ARISTOTLE, a double-blind, prospective trial of apixaban versus warfarin in patients with AF and at least one other risk factor for stroke showed that apixaban may have several advantages over warfarin.⁵ The trial’s primary efficacy end point, ischemic or hemorrhagic stroke or systemic embolism, occurred in 212 patients given apixaban compared with 265 assigned to warfarin (p = 0.01). Additionally, the rate of death from any cause was significantly lower in the apixaban arm of the study (603 vs. 669 warfarin-treated patients; p = 0.047). Rates of major bleeding were significantly lower with apixaban relative to warfarin (major bleeding was documented in 327 vs. 462 patients, respectively; p < 0.001. For additional information, see page 15).

In the ROCKET AF trial, in patients with nonvalvular AF and a history of stroke, transient ischemic attack, systemic embolism or at least two other risk factors for stroke, rivaroxaban was noninferior to warfarin for prevention of stroke or systemic embolism.⁶ In the per-protocol, as-treated primary analysis, the primary end point occurred in 188 patients in the rivaroxaban group versus in 241 in the warfarin group (hazard ratio in the rivaroxaban group, 0.79; 95% confidence interval, 0.66 to 0.96; p < 0.001 for noninferiority). No significant difference was observed between rivaroxaban and warfarin in the risk of major bleeding. (For additional information, see page 15.)
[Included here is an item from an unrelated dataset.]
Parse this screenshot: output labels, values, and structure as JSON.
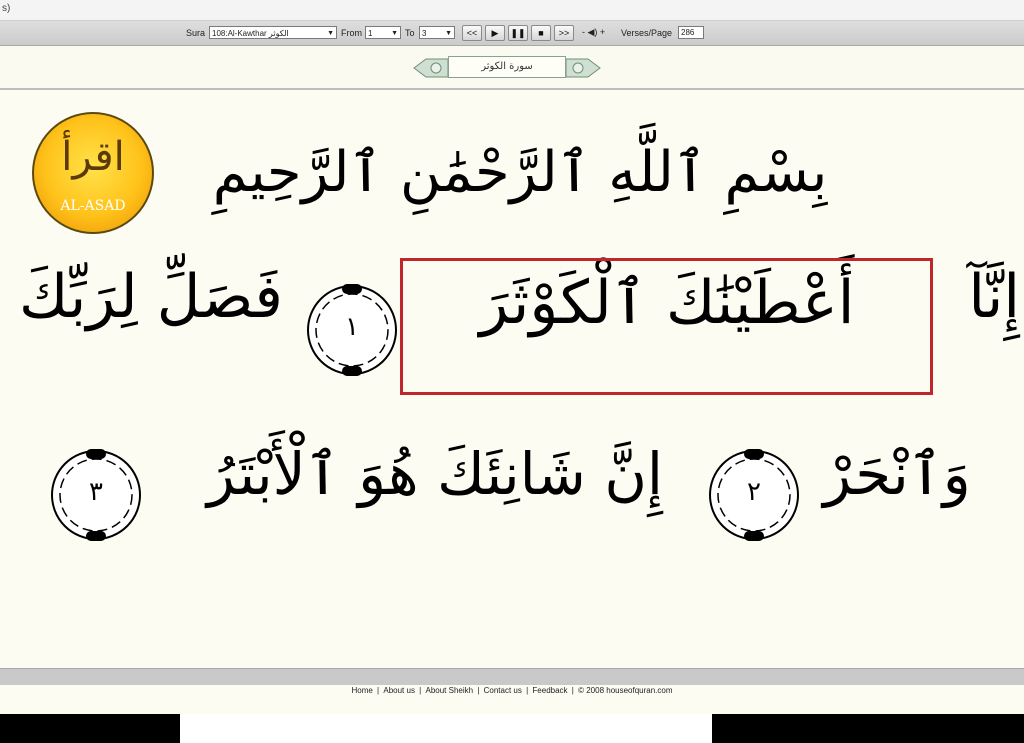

A recent FDA panel voted to recommend approval of rivaroxaban for stroke prevention in AF. Novel anticoagulants could offer clinicians and patients new alternatives for stroke prevention in AF.

References

Fuster V, Ryden LE, Cannom DS, Crijns HJ, Curtis AB, Ellenbogen KA, et al. 2011 ACCF/AHA/HRS Focused Updates Incorporated Into the ACC/AHA/ESC 2006 Guidelines for the Management of Patients With Atrial Fibrillation: a report of the American College of Cardiology Foundation/American Heart Association Task Force on practice guidelines. Circulation 2011;123(10):e269–e367.
Gage BF, Waterman AD, Shannon W, Boechler M, Rich MW, Radford MJ. Validation of clinical classification schemes for predicting stroke: results from the National Registry of Atrial Fibrillation. JAMA 2001;285(22):2864-2870.
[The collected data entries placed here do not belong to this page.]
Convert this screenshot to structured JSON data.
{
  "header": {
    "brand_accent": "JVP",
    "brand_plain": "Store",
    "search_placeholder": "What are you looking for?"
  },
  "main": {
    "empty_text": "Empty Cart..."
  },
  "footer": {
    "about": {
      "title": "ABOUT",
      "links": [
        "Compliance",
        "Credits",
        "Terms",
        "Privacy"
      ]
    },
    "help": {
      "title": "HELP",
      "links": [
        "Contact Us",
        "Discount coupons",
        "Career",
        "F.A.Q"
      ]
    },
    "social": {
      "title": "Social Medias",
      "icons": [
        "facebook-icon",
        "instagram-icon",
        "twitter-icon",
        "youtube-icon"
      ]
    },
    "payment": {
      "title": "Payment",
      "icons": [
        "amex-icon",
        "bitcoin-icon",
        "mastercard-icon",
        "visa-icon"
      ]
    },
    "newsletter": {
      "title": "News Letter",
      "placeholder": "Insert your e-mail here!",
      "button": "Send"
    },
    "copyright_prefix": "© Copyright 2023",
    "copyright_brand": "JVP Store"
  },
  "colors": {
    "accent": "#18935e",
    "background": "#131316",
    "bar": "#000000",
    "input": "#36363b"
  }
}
Connolly SJ, Ezekowitz MD, Yusuf S, Eikelboom J, Oldgren J, Parekh A, et al. Dabigatran versus warfarin in patients with atrial fibrillation. N Engl J Med. 2009;361(12):1139-1151.
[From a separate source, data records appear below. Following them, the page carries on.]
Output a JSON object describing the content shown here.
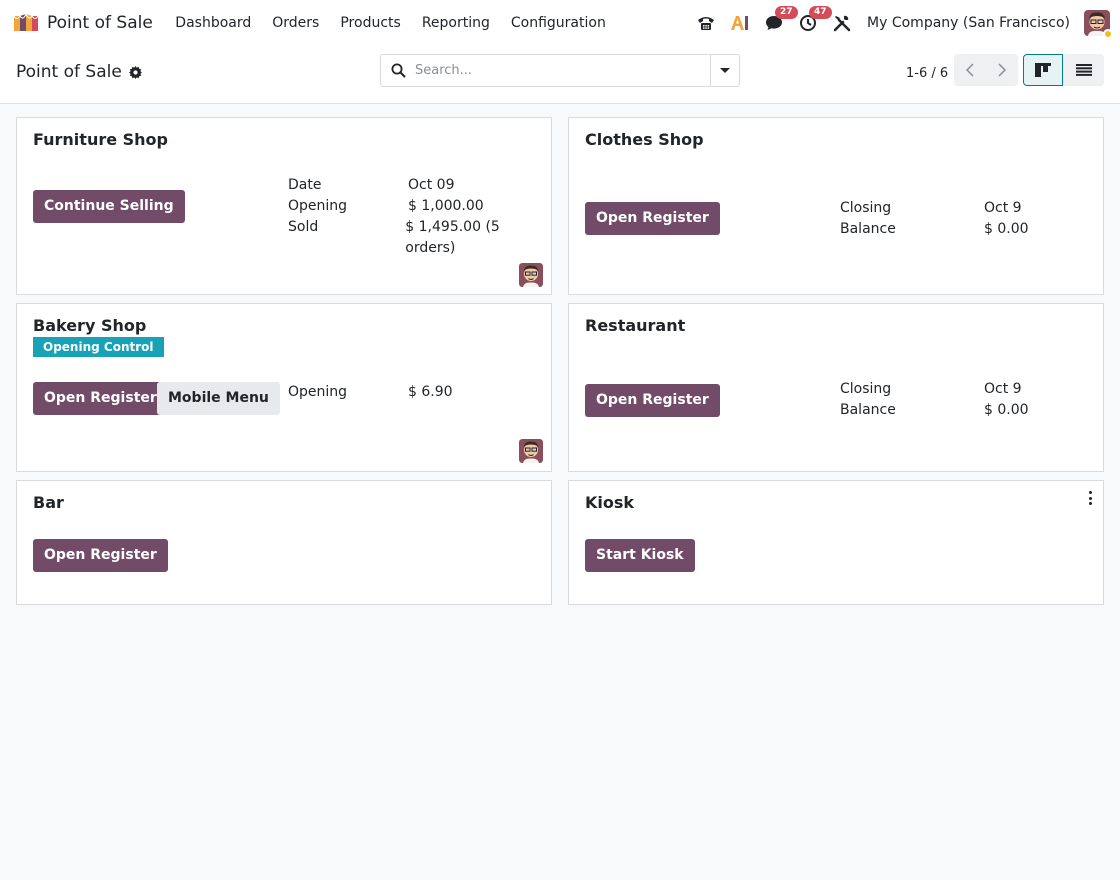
{
  "app": {
    "name": "Point of Sale",
    "menu": [
      "Dashboard",
      "Orders",
      "Products",
      "Reporting",
      "Configuration"
    ]
  },
  "systray": {
    "ai_label": "AI",
    "messages_count": "27",
    "activities_count": "47",
    "company": "My Company (San Francisco)"
  },
  "control_panel": {
    "title": "Point of Sale",
    "search_placeholder": "Search...",
    "pager": "1-6 / 6"
  },
  "colors": {
    "primary": "#714b67",
    "tag": "#17a2b8",
    "badge": "#d44c59",
    "accent": "#017e84"
  },
  "cards": {
    "furniture": {
      "title": "Furniture Shop",
      "button": "Continue Selling",
      "rows": [
        {
          "label": "Date",
          "value": "Oct 09"
        },
        {
          "label": "Opening",
          "value": "$ 1,000.00"
        },
        {
          "label": "Sold",
          "value": "$ 1,495.00 (5 orders)"
        }
      ]
    },
    "clothes": {
      "title": "Clothes Shop",
      "button": "Open Register",
      "rows": [
        {
          "label": "Closing",
          "value": "Oct 9"
        },
        {
          "label": "Balance",
          "value": "$ 0.00"
        }
      ]
    },
    "bakery": {
      "title": "Bakery Shop",
      "tag": "Opening Control",
      "button": "Open Register",
      "button2": "Mobile Menu",
      "rows": [
        {
          "label": "Opening",
          "value": "$ 6.90"
        }
      ]
    },
    "restaurant": {
      "title": "Restaurant",
      "button": "Open Register",
      "rows": [
        {
          "label": "Closing",
          "value": "Oct 9"
        },
        {
          "label": "Balance",
          "value": "$ 0.00"
        }
      ]
    },
    "bar": {
      "title": "Bar",
      "button": "Open Register"
    },
    "kiosk": {
      "title": "Kiosk",
      "button": "Start Kiosk"
    }
  }
}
Pisters R, Lane DA, Nieuwlaat R, de Vos CB, Crijns HJ, Lip GY. A novel userfriendly score (HAS-BLED) to assess one-year risk of major bleeding in atrial fibrillation patients: The Euro Heart Survey. Chest 2010;138(5):1093-1100.
Granger CB, Alexander JH, McMurray JJV, Lopes RD, Hylek EM, Hanna M, et al. Apixaban versus warfarin in patients with atrial fibrillation. N Engl J Med. 2011;365(11):981-992.
Patel MR, Mahaffey KW, Garg J, Pan G, Singer DE, Hacke W, et al. Rivaroxaban versus Warfarin in Nonvalvular Atrial Fibrillation. N Engl J Med 2011;365(10):883-891.